- Born: May 6, 1923 Anhui, Republic of China
- Died: January 5, 2007 (aged 83) Coral Springs, Florida, U.S.
- Scientific career
- Fields: Physicist

= Chih Ree Sun =

Chinese-American physicist

Chih Ree Sun (孫志銳 (Sūn Zhìruì), May 6, 1923 - January 5, 2007) was a Chinese American physicist most noted for breaking new ground in modern physics as a professor at the State University of New York in Albany. He spent time writing Chinese poetry after he retired.

== Biography ==
===Early years===
Born in the Anhui province, Sun started college in Kunming, but later went to India during World War II.

He then taught and conducted research for 40 years in high-energy physics, retiring from the State University of New York at Albany in 1995 after serving on the faculty for 27 years. Sun moved to Florida the following year.

=== Arts in retirement ===
After he retired, he became an author of Chinese poetry. His love for ballroom dancing took him across Broward and Palm Beach counties.

A devoted member of the Coral Springs Chinese Cultural Association, Chih-Ree Sun also taught tai chi classes there with his wife, Felicia. He died, aged 83, after a two-year struggle with kidney and lung cancer. He was a great grandfather.

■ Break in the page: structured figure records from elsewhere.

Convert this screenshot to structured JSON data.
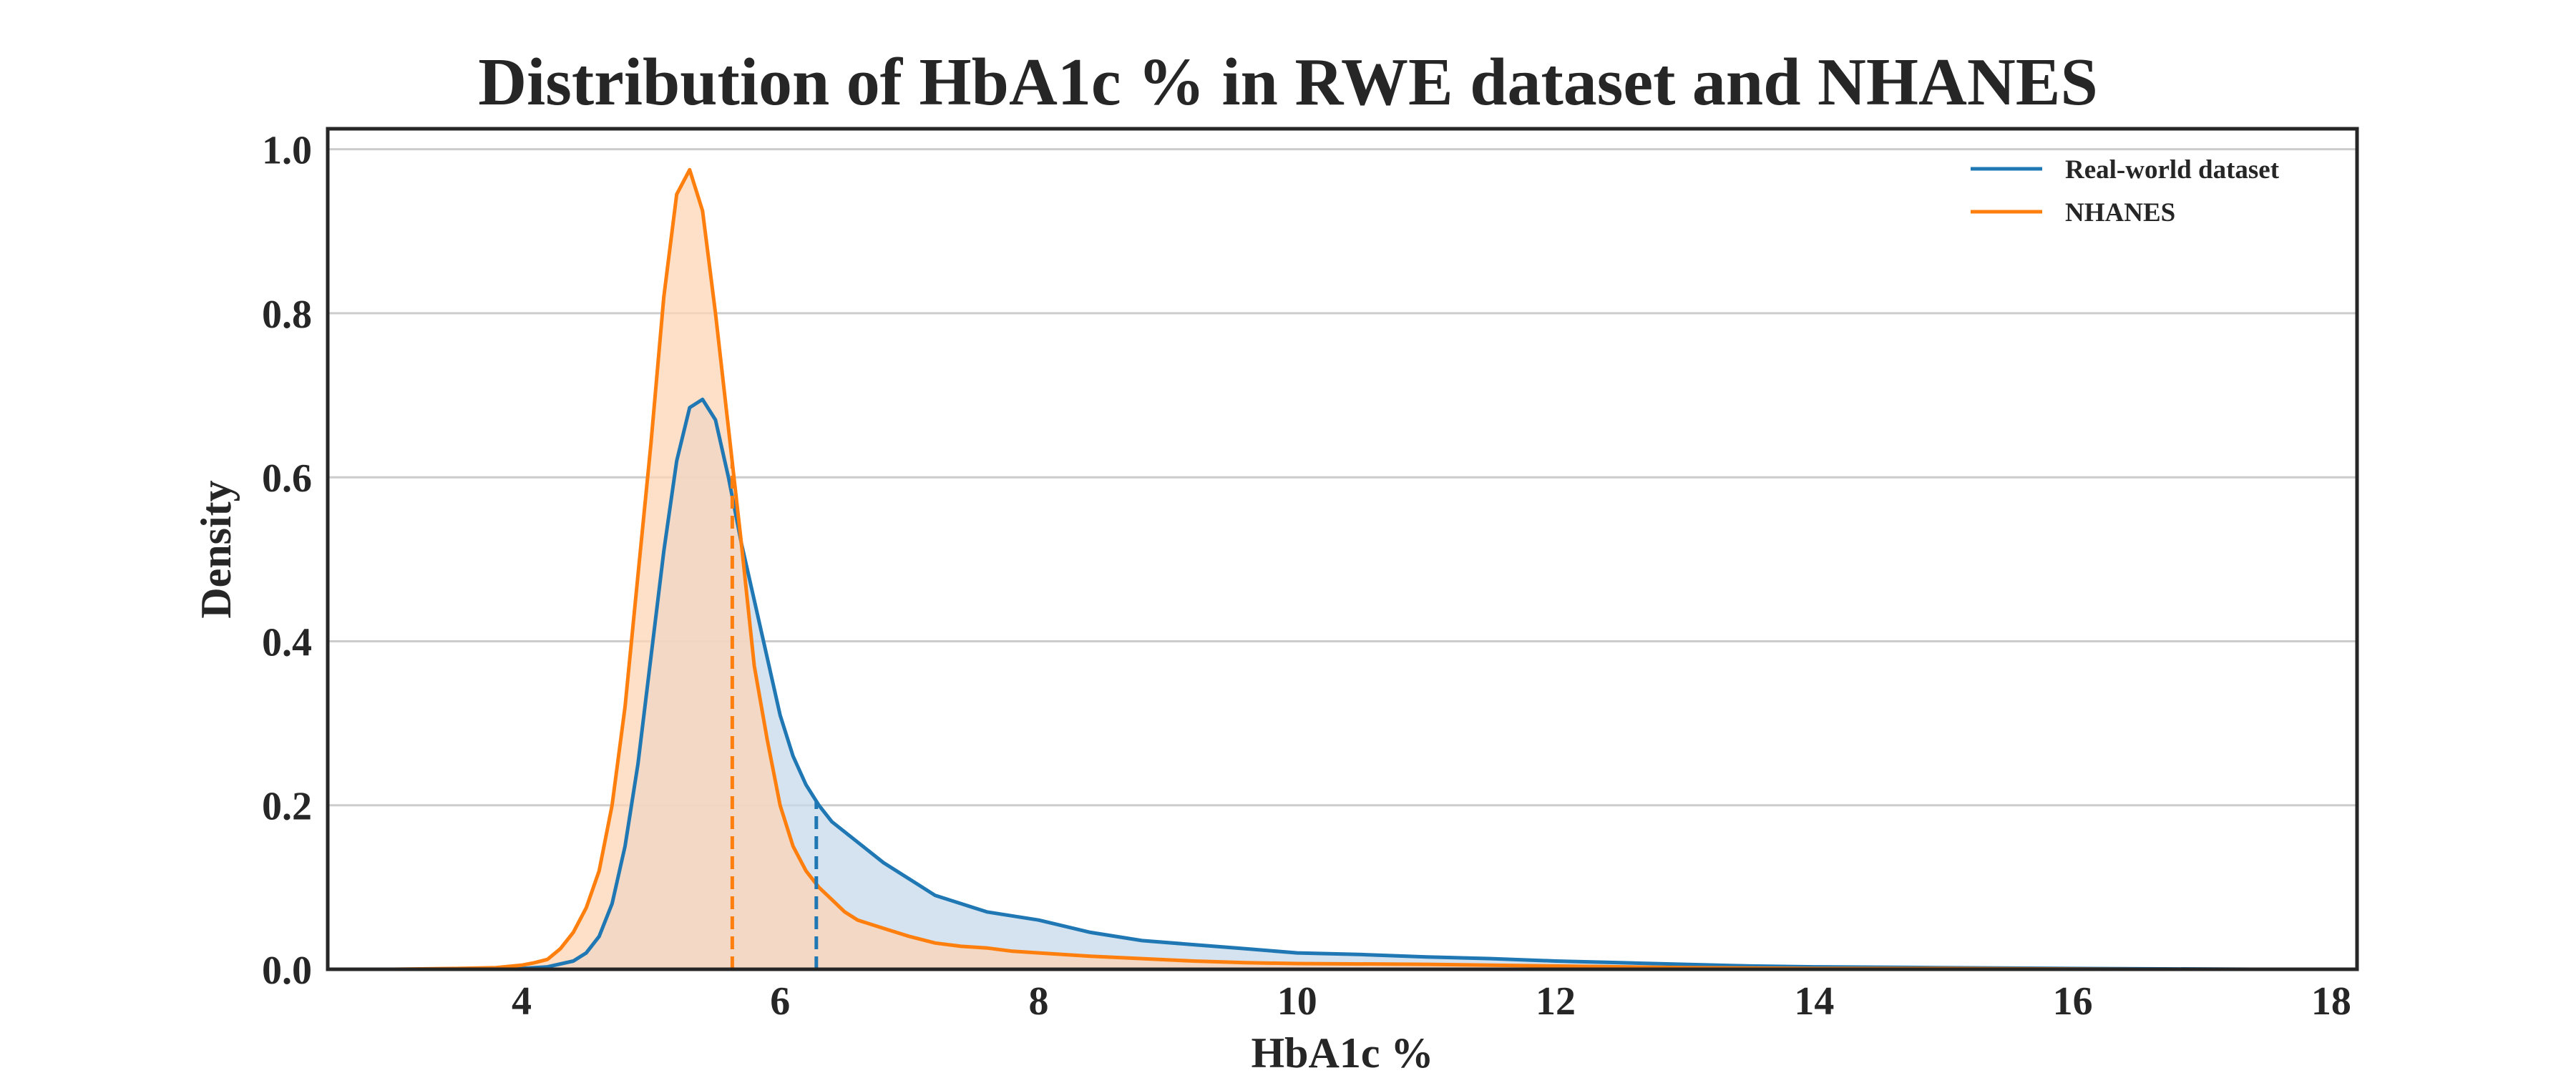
{
  "chart_data": {
    "type": "area",
    "title": "Distribution of HbA1c % in RWE dataset and NHANES",
    "xlabel": "HbA1c %",
    "ylabel": "Density",
    "xlim": [
      2.5,
      18.2
    ],
    "ylim": [
      0,
      1.025
    ],
    "xticks": [
      4,
      6,
      8,
      10,
      12,
      14,
      16,
      18
    ],
    "yticks": [
      0.0,
      0.2,
      0.4,
      0.6,
      0.8,
      1.0
    ],
    "grid": "horizontal",
    "legend_position": "top-right",
    "series": [
      {
        "name": "Real-world dataset",
        "color": "#1f77b4",
        "fill_color": "#c5d9ea",
        "median": 6.28,
        "x": [
          3.0,
          3.5,
          4.0,
          4.2,
          4.4,
          4.5,
          4.6,
          4.7,
          4.8,
          4.9,
          5.0,
          5.1,
          5.2,
          5.3,
          5.4,
          5.5,
          5.6,
          5.7,
          5.8,
          5.9,
          6.0,
          6.1,
          6.2,
          6.3,
          6.4,
          6.6,
          6.8,
          7.0,
          7.2,
          7.4,
          7.6,
          8.0,
          8.4,
          8.8,
          9.2,
          9.6,
          10.0,
          10.5,
          11.0,
          11.5,
          12.0,
          12.5,
          13.0,
          13.5,
          14.0,
          15.0,
          16.0,
          17.4
        ],
        "y": [
          0.0,
          0.0,
          0.001,
          0.003,
          0.01,
          0.02,
          0.04,
          0.08,
          0.15,
          0.25,
          0.38,
          0.51,
          0.62,
          0.685,
          0.695,
          0.67,
          0.6,
          0.52,
          0.45,
          0.38,
          0.31,
          0.26,
          0.225,
          0.2,
          0.18,
          0.155,
          0.13,
          0.11,
          0.09,
          0.08,
          0.07,
          0.06,
          0.045,
          0.035,
          0.03,
          0.025,
          0.02,
          0.018,
          0.015,
          0.013,
          0.01,
          0.008,
          0.006,
          0.004,
          0.003,
          0.002,
          0.001,
          0.0
        ]
      },
      {
        "name": "NHANES",
        "color": "#ff7f0e",
        "fill_color": "#fdd5b7",
        "median": 5.63,
        "x": [
          3.0,
          3.5,
          3.8,
          4.0,
          4.1,
          4.2,
          4.3,
          4.4,
          4.5,
          4.6,
          4.7,
          4.8,
          4.9,
          5.0,
          5.1,
          5.2,
          5.3,
          5.4,
          5.5,
          5.6,
          5.7,
          5.8,
          5.9,
          6.0,
          6.1,
          6.2,
          6.3,
          6.4,
          6.5,
          6.6,
          6.8,
          7.0,
          7.2,
          7.4,
          7.6,
          7.8,
          8.0,
          8.4,
          8.8,
          9.2,
          9.6,
          10.0,
          11.0,
          12.0,
          13.0,
          14.0,
          15.0,
          16.5
        ],
        "y": [
          0.0,
          0.001,
          0.002,
          0.005,
          0.008,
          0.012,
          0.025,
          0.045,
          0.075,
          0.12,
          0.2,
          0.32,
          0.48,
          0.64,
          0.82,
          0.945,
          0.975,
          0.925,
          0.8,
          0.66,
          0.52,
          0.37,
          0.28,
          0.2,
          0.15,
          0.12,
          0.1,
          0.085,
          0.07,
          0.06,
          0.05,
          0.04,
          0.032,
          0.028,
          0.026,
          0.022,
          0.02,
          0.016,
          0.013,
          0.01,
          0.008,
          0.007,
          0.006,
          0.004,
          0.002,
          0.001,
          0.001,
          0.0
        ]
      }
    ]
  }
}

He also published a collection of more than 200 original poems shortly before he died. In one poem, he told of how his older sister gave him the last space inside a bomb shelter and waited outside while the Japanese attacked during the second Sino-Japanese war. Both survived.

Determined to help children attend Chinese school at the Chinese Cultural Association, Sun requested a scholarship fund be established in his name there. Proceeds from the book's sale will go to the scholarship fund, she said.